Philippe légitimiste

Une position pas plus inquiétante que celle de Renaissance (RE), où l’on ne voit que “la carte postale que le MoDem envoie tous les six mois”. « Le MoDem s’intéresse plus au fond qu’à la forme de cette réforme. Si on leur fait plaisir, ça peut passer », estime le député RE, déjà cité.

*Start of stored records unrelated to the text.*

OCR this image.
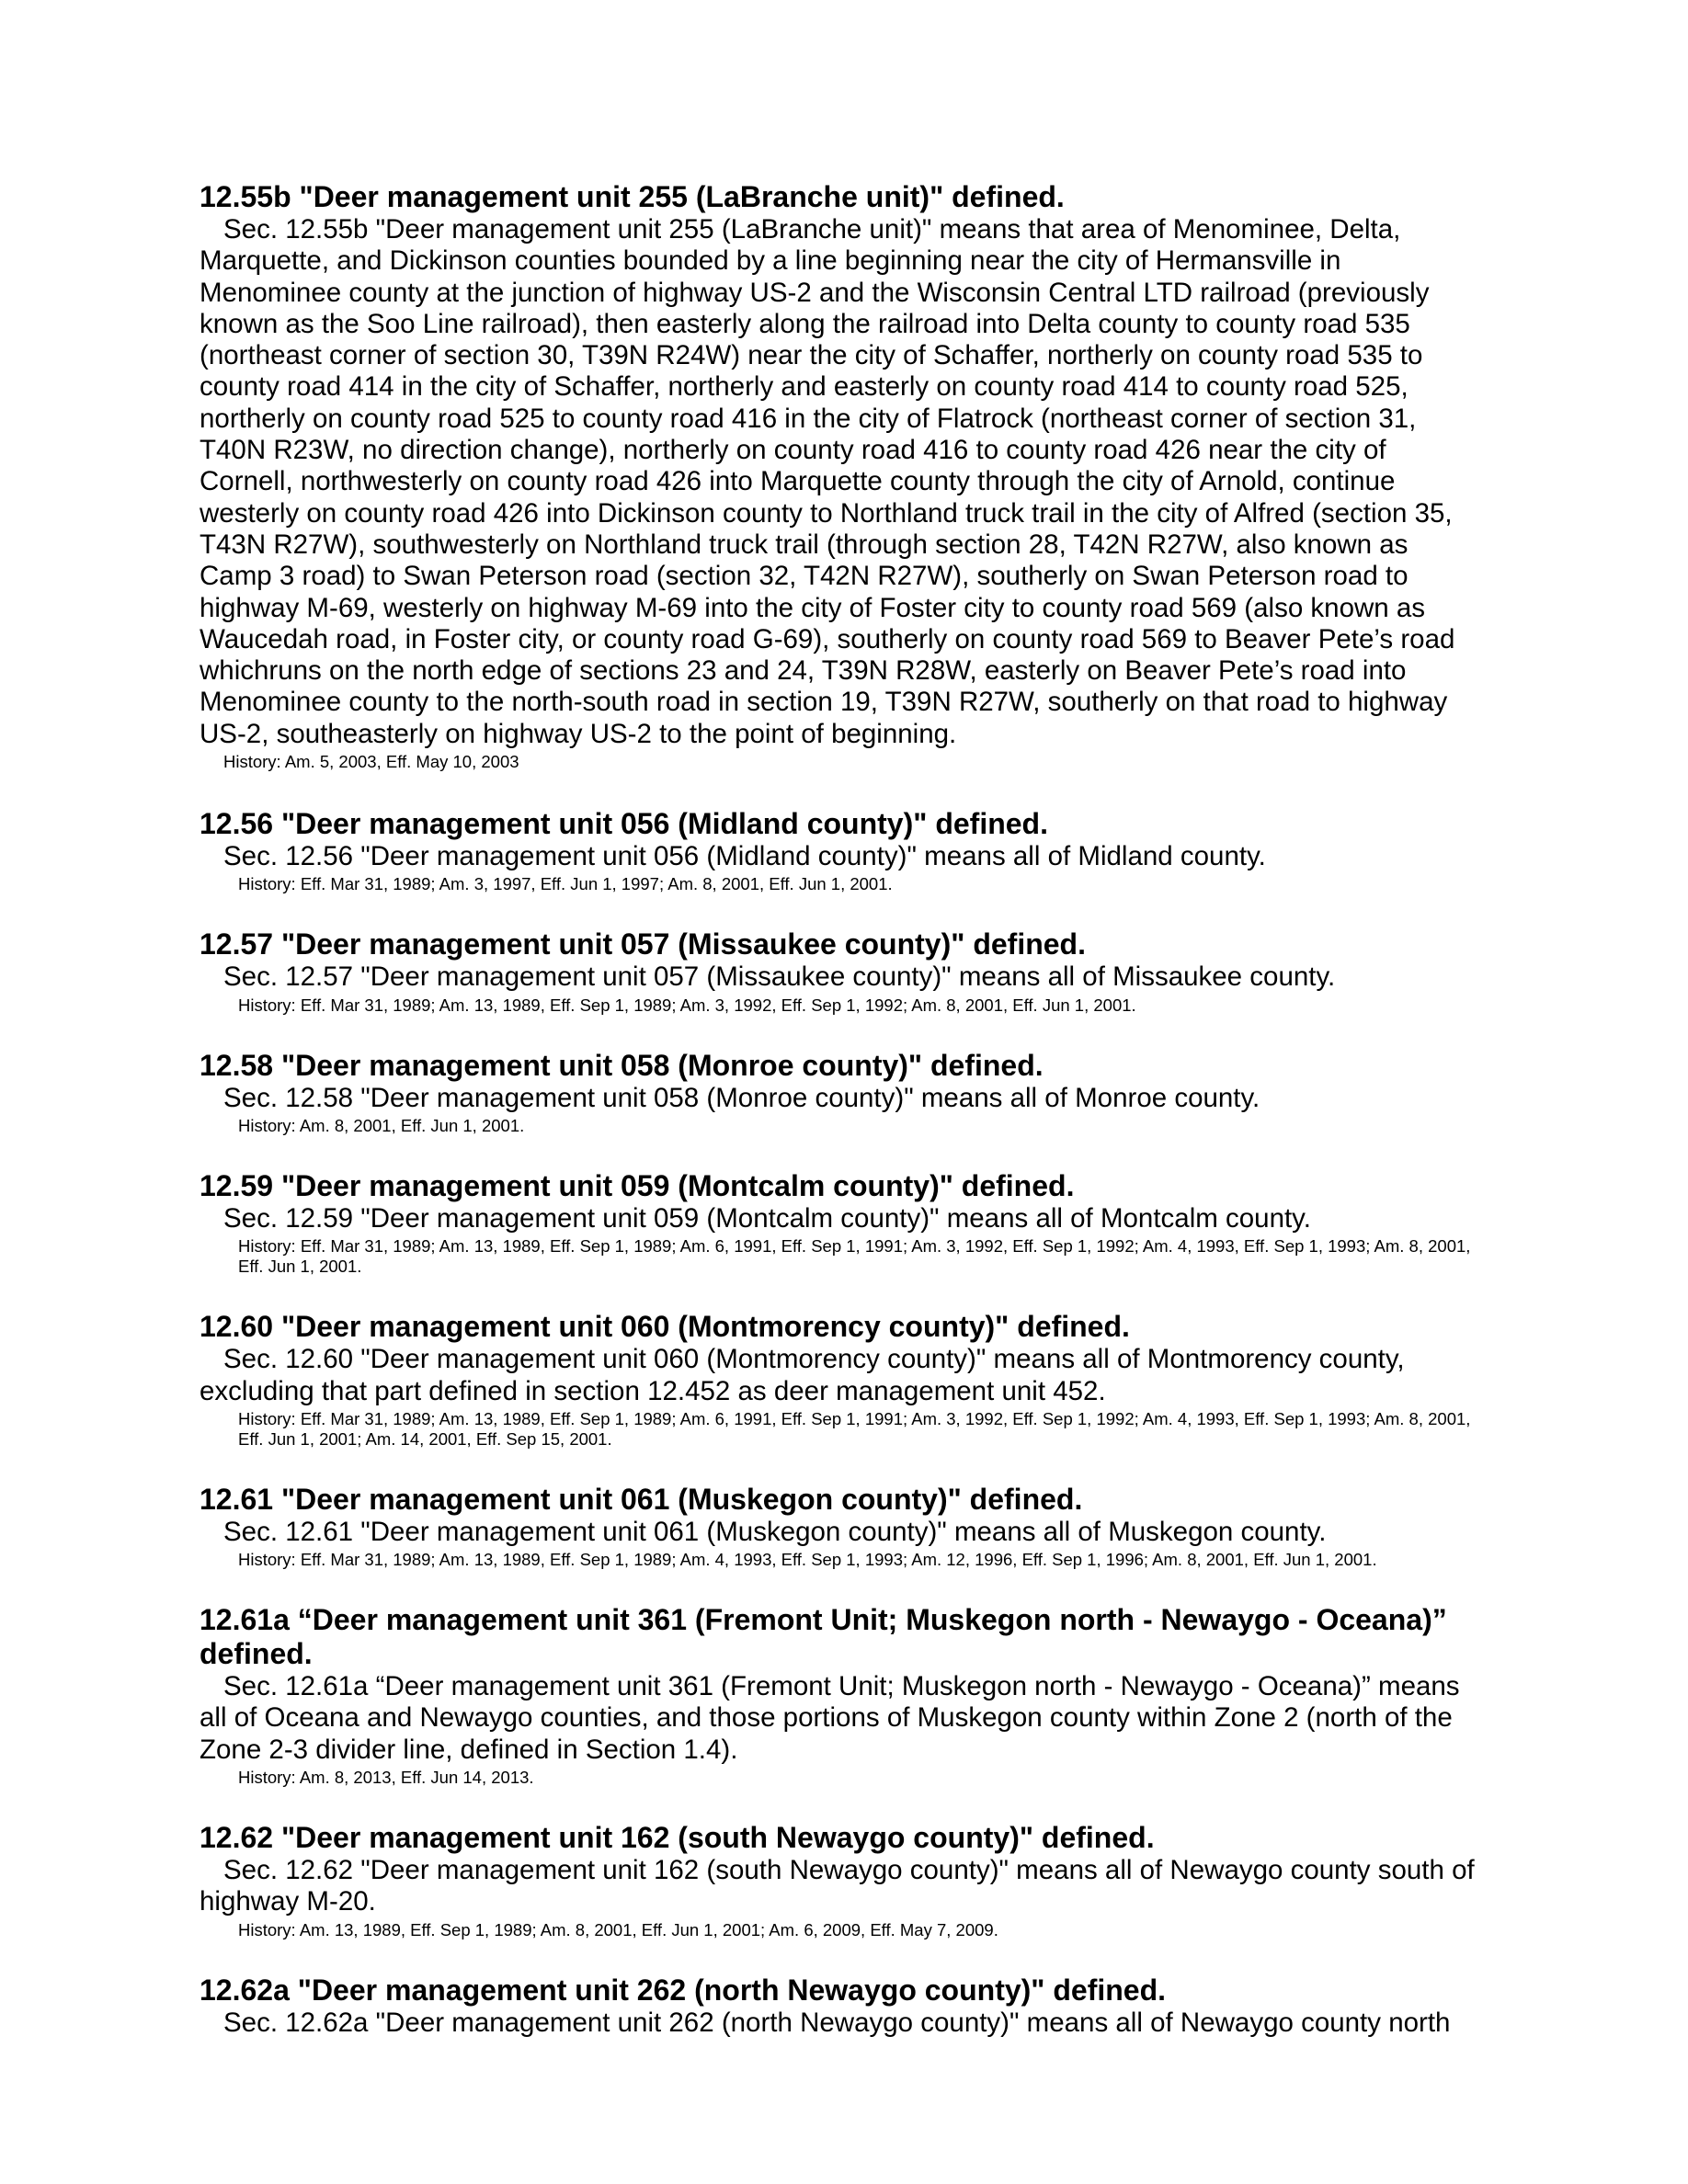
12.55b "Deer management unit 255 (LaBranche unit)" defined.
Sec. 12.55b "Deer management unit 255 (LaBranche unit)" means that area of Menominee, Delta, Marquette, and Dickinson counties bounded by a line beginning near the city of Hermansville in Menominee county at the junction of highway US-2 and the Wisconsin Central LTD railroad (previously known as the Soo Line railroad), then easterly along the railroad into Delta county to county road 535 (northeast corner of section 30, T39N R24W) near the city of Schaffer, northerly on county road 535 to county road 414 in the city of Schaffer, northerly and easterly on county road 414 to county road 525, northerly on county road 525 to county road 416 in the city of Flatrock (northeast corner of section 31, T40N R23W, no direction change), northerly on county road 416 to county road 426 near the city of Cornell, northwesterly on county road 426 into Marquette county through the city of Arnold, continue westerly on county road 426 into Dickinson county to Northland truck trail in the city of Alfred (section 35, T43N R27W), southwesterly on Northland truck trail (through section 28, T42N R27W, also known as Camp 3 road) to Swan Peterson road (section 32, T42N R27W), southerly on Swan Peterson road to highway M-69, westerly on highway M-69 into the city of Foster city to county road 569 (also known as Waucedah road, in Foster city, or county road G-69), southerly on county road 569 to Beaver Pete’s road whichruns on the north edge of sections 23 and 24, T39N R28W, easterly on Beaver Pete’s road into Menominee county to the north-south road in section 19, T39N R27W, southerly on that road to highway US-2, southeasterly on highway US-2 to the point of beginning.
History: Am. 5, 2003, Eff. May 10, 2003
12.56 "Deer management unit 056 (Midland county)" defined.
Sec. 12.56 "Deer management unit 056 (Midland county)" means all of Midland county.
History: Eff. Mar 31, 1989; Am. 3, 1997, Eff. Jun 1, 1997; Am. 8, 2001, Eff. Jun 1, 2001.
12.57 "Deer management unit 057 (Missaukee county)" defined.
Sec. 12.57 "Deer management unit 057 (Missaukee county)" means all of Missaukee county.
History: Eff. Mar 31, 1989; Am. 13, 1989, Eff. Sep 1, 1989; Am. 3, 1992, Eff. Sep 1, 1992; Am. 8, 2001, Eff. Jun 1, 2001.
12.58 "Deer management unit 058 (Monroe county)" defined.
Sec. 12.58 "Deer management unit 058 (Monroe county)" means all of Monroe county.
History: Am. 8, 2001, Eff. Jun 1, 2001.
12.59 "Deer management unit 059 (Montcalm county)" defined.
Sec. 12.59 "Deer management unit 059 (Montcalm county)" means all of Montcalm county.
History: Eff. Mar 31, 1989; Am. 13, 1989, Eff. Sep 1, 1989; Am. 6, 1991, Eff. Sep 1, 1991; Am. 3, 1992, Eff. Sep 1, 1992; Am. 4, 1993, Eff. Sep 1, 1993; Am. 8, 2001, Eff. Jun 1, 2001.
12.60 "Deer management unit 060 (Montmorency county)" defined.
Sec. 12.60 "Deer management unit 060 (Montmorency county)" means all of Montmorency county, excluding that part defined in section 12.452 as deer management unit 452.
History: Eff. Mar 31, 1989; Am. 13, 1989, Eff. Sep 1, 1989; Am. 6, 1991, Eff. Sep 1, 1991; Am. 3, 1992, Eff. Sep 1, 1992; Am. 4, 1993, Eff. Sep 1, 1993; Am. 8, 2001, Eff. Jun 1, 2001; Am. 14, 2001, Eff. Sep 15, 2001.
12.61 "Deer management unit 061 (Muskegon county)" defined.
Sec. 12.61 "Deer management unit 061 (Muskegon county)" means all of Muskegon county.
History: Eff. Mar 31, 1989; Am. 13, 1989, Eff. Sep 1, 1989; Am. 4, 1993, Eff. Sep 1, 1993; Am. 12, 1996, Eff. Sep 1, 1996; Am. 8, 2001, Eff. Jun 1, 2001.
12.61a “Deer management unit 361 (Fremont Unit; Muskegon north - Newaygo - Oceana)” defined.
Sec. 12.61a “Deer management unit 361 (Fremont Unit; Muskegon north - Newaygo - Oceana)” means all of Oceana and Newaygo counties, and those portions of Muskegon county within Zone 2 (north of the Zone 2-3 divider line, defined in Section 1.4).
History: Am. 8, 2013, Eff. Jun 14, 2013.
12.62 "Deer management unit 162 (south Newaygo county)" defined.
Sec. 12.62 "Deer management unit 162 (south Newaygo county)" means all of Newaygo county south of highway M-20.
History: Am. 13, 1989, Eff. Sep 1, 1989; Am. 8, 2001, Eff. Jun 1, 2001; Am. 6, 2009, Eff. May 7, 2009.
12.62a "Deer management unit 262 (north Newaygo county)" defined.
Sec. 12.62a "Deer management unit 262 (north Newaygo county)" means all of Newaygo county north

Conscient que passer par le PLFSS 2023 laissera sans doute moins de temps au débat parlementaire, il veut minimiser les problèmes : “Ça fait trente ans qu’on parle de cette réforme, on en a parlé tout au long de la campagne électorale.”

Du côté d’Horizon, si certains ont pu émettre en privé des doutes sur le calendrier, Edouard Philippe a été très clair auprès d’Elisabeth Borne la semaine dernière, au point d’étonner certains macronistes : « On se met derrière vous stand […] que vous soyez là en octobre, décembre, mars ou quand vous le souhaitez, nous serons là. »

Même le parti macroniste grince

Plus graves sont les chocs venant du parti macroniste lui-même, où la méthode n’est pas non plus uniforme. On dit que le premier ministre est réservé. Et surtout, ce jeudi matin, la présidente de l’Assemblée, Yaël Braun-Pivet, s’est prononcée contre la manœuvre. “Il est certain qu’il y a une avalanche de déclarations qui semblent faire basculer la salle vers le début de l’année prochaine, estime un député RE proche du président et favorable aux changements. Si cela crée un drame absolu, cela ne sert à rien de repousser le calendrier…”

Une décision devrait être prise avant le Conseil des ministres prévu lundi, estiment plusieurs sources majoritaires. De plus, nous semblons nous préparer à un résultat, sinon à la controverse, du moins à la controverse. Le président lui-même, dans une interview à BFMTV, a instruit le gouvernement de “trouver la bonne manœuvre avec le Parlement”.

« Nous devons revenir au débat de fond. Ce qui intéresse les gens, c’est de savoir ce qui va être inclus dans cette réforme”, s’interroge la porte-parole du groupe RE, Maud Bregeon, admettant que ces derniers jours on a plus parlé de contenant que de contenu. Car elle sait que la réforme de fond fera cette fois l’unanimité.